Did you know there is a historically interesting neighbourhood behind the amusement park Gröna Lund on Djurgården in Stockholm? Narrow cobblestone streets with wooden houses dating from the 18th century. Don’t miss out on a short visit to Breda gatan in Djurgårdsstaden – Hidden Streets of Stockholm.
Series: Hidden Streets of Stockholm. Area: Djurgårdsstaden.
Tram 7 from T-Centralen
Tram stop: Skansen
Walk 35 min f/ Sergels Torg
Abba the museum
Getting off the tram at the open-air museum Skansen, crossing Djurgårdsvägen and the small park behind it you are entering the neighbourhood known as Djurgårdsstaden. If you are visiting Gröna Lund, you can also come here by using Lilla Allmänna Gränd, a street that runs through the amusement park, separating the smaller and toddler-friendly park from the larger carousel park. Whichever way you choose to get to Djurgårdsstaden, you are in for a historical treat.
Separated from Kungliga Djurgården in 1646, Djurgårdsstaden was mainly an area of small cottages functioning as hospitals and housing for seafarers. In 1736 it became a neighbourhood with streets and buildings planned by engineers and architects. The area near the water became a shipyard and later on Djurgårdsvarvet was established here.
Gröna Lund - an amusing neighbour?
As quiet as this picturesque area can seem, the next-door neighbour happens to be an amusement park! Open from late April to September, the screams and laughter from the carousels as well as evening concerts from well-known artists echoes across Djurgårsstaden. This year, the year 2020 of the coronavirus, it might be different as the amusement park’s premiere date is subject to restrictions.
Founded in 1883, Gröna Lund is the oldest amusement park in Sweden. It is unique as the houses in the park are old residential and commercial buildings built long before the park which had to be built around these houses.

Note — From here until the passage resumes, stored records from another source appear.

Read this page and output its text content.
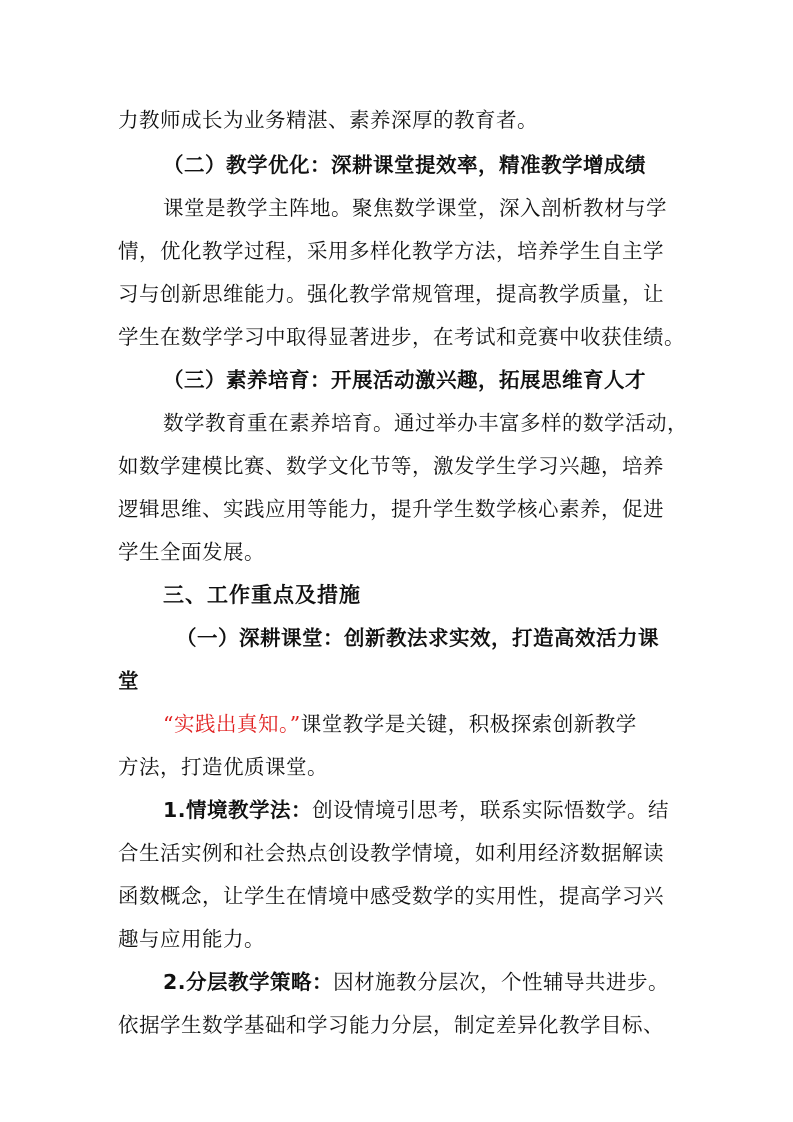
力教师成长为业务精湛、素养深厚的教育者。
（二）教学优化：深耕课堂提效率，精准教学增成绩
课堂是教学主阵地。聚焦数学课堂，深入剖析教材与学
情，优化教学过程，采用多样化教学方法，培养学生自主学
习与创新思维能力。强化教学常规管理，提高教学质量，让
学生在数学学习中取得显著进步，在考试和竞赛中收获佳绩。
（三）素养培育：开展活动激兴趣，拓展思维育人才
数学教育重在素养培育。通过举办丰富多样的数学活动，
如数学建模比赛、数学文化节等，激发学生学习兴趣，培养
逻辑思维、实践应用等能力，提升学生数学核心素养，促进
学生全面发展。
三、工作重点及措施
（一）深耕课堂：创新教法求实效，打造高效活力课
堂
“实践出真知。”课堂教学是关键，积极探索创新教学
方法，打造优质课堂。
1.情境教学法：创设情境引思考，联系实际悟数学。结
合生活实例和社会热点创设教学情境，如利用经济数据解读
函数概念，让学生在情境中感受数学的实用性，提高学习兴
趣与应用能力。
2.分层教学策略：因材施教分层次，个性辅导共进步。
依据学生数学基础和学习能力分层，制定差异化教学目标、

Breda gatan - Broad Street
Today, around 200 people live in the residential houses in Djurgårdsstaden. The most interesting streets are Breda gatan and Långa gatan. Broad Street and Long Street. Breda gatan starts off at Skampålens Torg, a non-official name for the small square which, in the old days, held a pillory in the shape of a boatswain. It was stolen in 1849. The red house in the picture below was built in 1749.
Breda gatan is not particularly broad. However, in the mid-1700’s it probably was very broad compared to other streets of the time. The street and the square looks quite similar in character to when it housed shipbuilders, tar boilers and boatswains. The row of panelled houses have fine details, sculpted doors and window shutters. At the end of the street, you find the yellow house of Djurgårdsbageriet, a bakery from 1852. It is now a residential house.
Långa gatan - Long Street
Långa gatan is the longest street in the area, 150 metres. In this block, simple cottages housed sick and elderly seamen who had served in the Swedish navy. Walking down the street, you will come by the yellow house in the picture below, which used to be an inn called Lübeck.
As there used to be a graveyard in this area, one needed a gravedigger. He lived in the low red wooden house at Långgatan 10B, the Gravedigger’s House. Behind this house, in the yard, lies a granite house which used to house the corpses. It cannot be seen from the street.
Further down Långa Gatan, lies the old entrance to Gröna Lund. The red wooden house at the bend of the street is the former old inn called Gröna Lunden (Green Grove). Frequented by national poet Carl Michael Bellman, it was later named Bellmanshuset. (House of Bellman). It dates from the years around 1750. In the mid-1800s, the inn was closed and became housing for workers at the shipyard and poor people. Up until 1999, employees at the amusement park Gröna Lund lived in Bellmanshuset. During its renovation, wall paintings from the 18th century were found and restored.
Djurgårdsvarvet - the docks
Having experienced the historical streets and houses of Djurgårdsstaden, it is time to walk down to Djurgårdsvarvet. Previously a renowned shipyard it is now mostly a small marina with a very cosy café, Skroten, and the fine-dining restaurant Oaxen awarded two Michelin stars in 2015.
Opposite the wharf, lies the tiny island of Beckholmen. The island held a pitch boilery, hence it’s name; pitch in Swedish being beck. Protected as a historical monument and part of the Royal National City Park, Beckholmen holds three dry docks, two from the mid-1800s and the last one built in the 1920s.
Although Djurgårdsstaden and Beckholmen are close to the city and Gröna Lund, most people know nothing of this beautiful and interesting area. Make sure to visit it and have lunch at Skroten. Or perhaps bring a picnic. Sit an hour or two at the docks of Djurgårdsvarvet or on top of the small hill on Beckholmen, catching the view over the blue waters of Stockholm.